Maarten Wisse: ‘Ja, dat was nodig. Het is in deze cultuur belangrijk om helder te zijn over waar je voor staat. Waarom is deze bijzondere universiteit een bijzondere universiteit? De maatschappij wil van religieuze mensen en organisaties weten: wat drijft jullie? Daarnaast hebben we te maken met studenten die moeite hebben met de huidige profilering van de PThU. Zij zeggen: het mag van ons best een beetje geloviger. Ze worden straks predikant in de Protestantse Kerk in Nederland en deze opleiding is bedoeld om hen daartoe toe te rusten. Dan willen ze ook zo’n openlijk statement horen. Daarom hebben we met name de relatie met de kerk duidelijker verwoord. Kerkordelijk is er niets veranderd, maar de relatie met de kerk had wel aandacht nodig. Dat vonden ze vanuit de kerk. En dat vonden wij zelf ook.’

Kees Boele: ‘We zijn natuurlijk kerkordelijk aan de kerk verbonden. Maar dat is niet het enige. Ik kom uit het hbo en daar staat de b van beroepspraktijk in het midden. Ik was gewend om met grote bedrijven en instellingen te praten over wat zij nodig hadden op het gebied van afgestudeerden. Als ik vanuit dat perspectief keek naar onze relatie met de kerk, onze belangrijkste afnemer... dat was wel even schrikken. Alleen al om die reden was een intensivering nodig. Wij zijn een academische beroepsopleiding. Dan moet je het afnemende veld wel serieus nemen. En dat hoeft helemaal niet te betekenen dat je inhoudelijk aan de leiband loopt van de buitenwereld.’
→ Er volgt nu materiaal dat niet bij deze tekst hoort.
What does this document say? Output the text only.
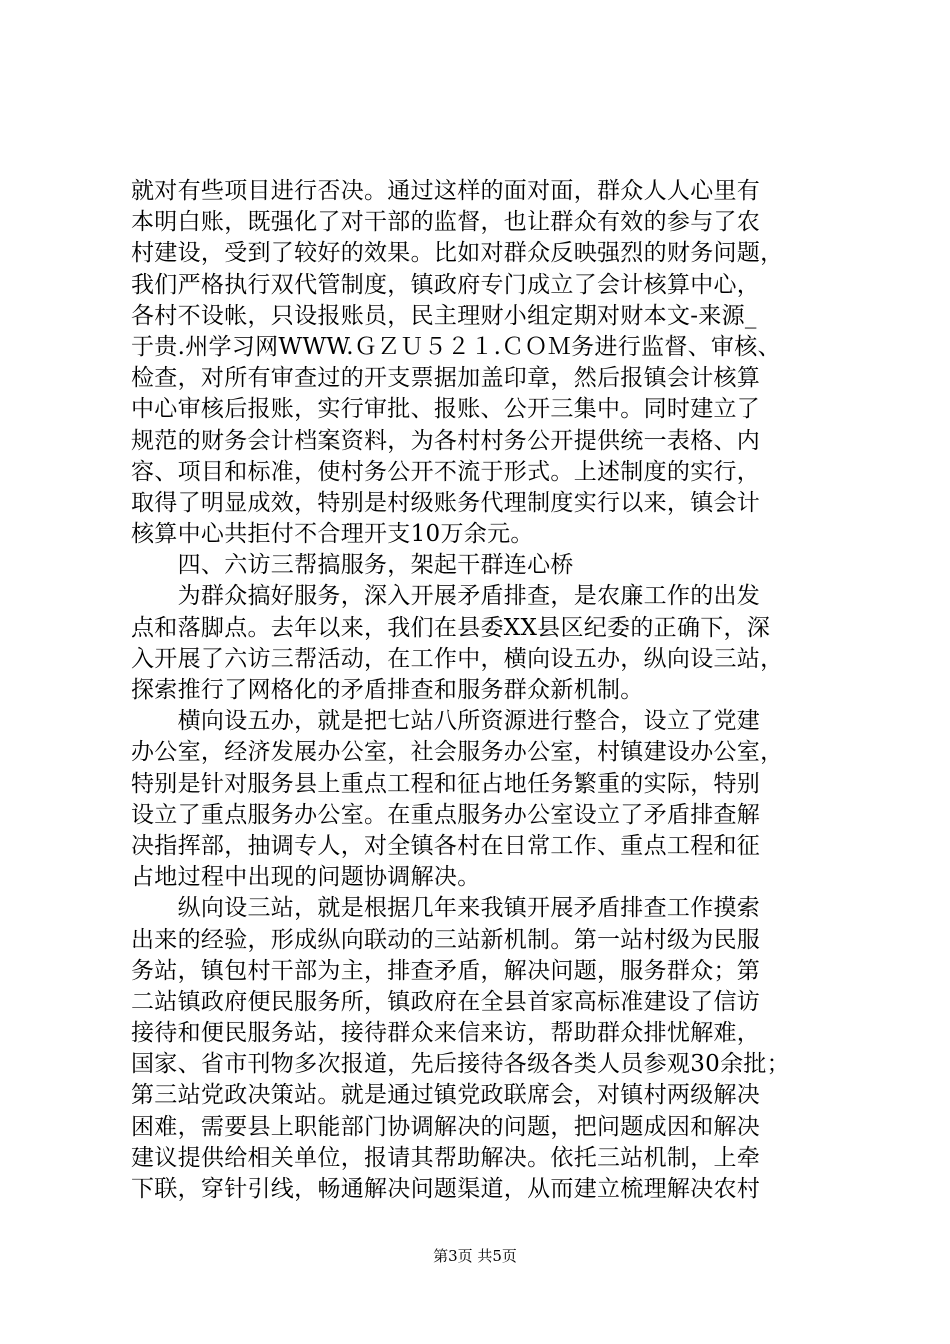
就对有些项目进行否决。通过这样的面对面，群众人人心里有
本明白账，既强化了对干部的监督，也让群众有效的参与了农
村建设，受到了较好的效果。比如对群众反映强烈的财务问题，
我们严格执行双代管制度，镇政府专门成立了会计核算中心，
各村不设帐，只设报账员，民主理财小组定期对财本文-来源_
于贵.州学习网WWW.ＧＺＵ５２１.ＣＯＭ务进行监督、审核、
检查，对所有审查过的开支票据加盖印章，然后报镇会计核算
中心审核后报账，实行审批、报账、公开三集中。同时建立了
规范的财务会计档案资料，为各村村务公开提供统一表格、内
容、项目和标准，使村务公开不流于形式。上述制度的实行，
取得了明显成效，特别是村级账务代理制度实行以来，镇会计
核算中心共拒付不合理开支10万余元。
　　四、六访三帮搞服务，架起干群连心桥
　　为群众搞好服务，深入开展矛盾排查，是农廉工作的出发
点和落脚点。去年以来，我们在县委XX县区纪委的正确下，深
入开展了六访三帮活动，在工作中，横向设五办，纵向设三站，
探索推行了网格化的矛盾排查和服务群众新机制。
　　横向设五办，就是把七站八所资源进行整合，设立了党建
办公室，经济发展办公室，社会服务办公室，村镇建设办公室，
特别是针对服务县上重点工程和征占地任务繁重的实际，特别
设立了重点服务办公室。在重点服务办公室设立了矛盾排查解
决指挥部，抽调专人，对全镇各村在日常工作、重点工程和征
占地过程中出现的问题协调解决。
　　纵向设三站，就是根据几年来我镇开展矛盾排查工作摸索
出来的经验，形成纵向联动的三站新机制。第一站村级为民服
务站，镇包村干部为主，排查矛盾，解决问题，服务群众；第
二站镇政府便民服务所，镇政府在全县首家高标准建设了信访
接待和便民服务站，接待群众来信来访，帮助群众排忧解难，
国家、省市刊物多次报道，先后接待各级各类人员参观30余批；
第三站党政决策站。就是通过镇党政联席会，对镇村两级解决
困难，需要县上职能部门协调解决的问题，把问题成因和解决
建议提供给相关单位，报请其帮助解决。依托三站机制，上牵
下联，穿针引线，畅通解决问题渠道，从而建立梳理解决农村
第3页 共5页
MW: ‘Ik zeg altijd: theologie moet daar zijn waar de geloofsgemeenschappen zijn. En theologie moet gaan over waar het in geloofsgemeenschappen om gaat. Theologie ontspringt aan het zelfkritisch vermogen van de geloofsgemeenschap. Je kunt over een Bijbelverhaal honderd verschillende verhalen vertellen en je kunt het op honderd verschillende manieren uitleggen, maar sommige manieren zijn minder goed dan andere. Daarom is het belangrijk dat we over ons geloof nadenken en dat we niet zomaar alles leuk en mooi vinden. Daar heeft de geloofsgemeenschap theologie voor nodig; wetenschap zoals die aan de moderne universiteit wordt vorm gegeven. Om ons heel diep te bezinnen op waarom we geloven wat we geloven. Om onszelf bij de les te houden. Om onszelf te laten inspireren door en confronteren met allerlei stukjes geloof die we zijn kwijtgeraakt. Als je een probleem hebt in het heden, zou het goed kunnen dat je in die rijke christelijke traditie iets vindt dat je zou kunnen helpen om met dat probleem om te gaan. Theologie heeft voortdurend die band met de geloofsgemeenschappen nodig voor dat proces van begrijpen en vernieuwen waarover we spreken in het instellingsplan. Dat betekent niet dat we geen eigen rol hebben. We doen onafhankelijk wetenschappelijk onderzoek. Het is geen kwestie van: u vraagt, wij draaien. Maar daar vraagt de kerk ook niet om. De kerk vraagt om goede theologische wetenschap, die bijdraagt aan een toekomstgerichte kerk. Wat zou de kerk anders moeten vragen?’ 

Predikantsopleiding

Betekent die grotere nadruk op de relatie met de kerk ook dat de PThU zich meer profileert als predikantsopleiding? De afgelopen jaren werd nogal eens benadrukt dat de driejarige master ook interessant is voor studenten met andere beroepsperspectieven. 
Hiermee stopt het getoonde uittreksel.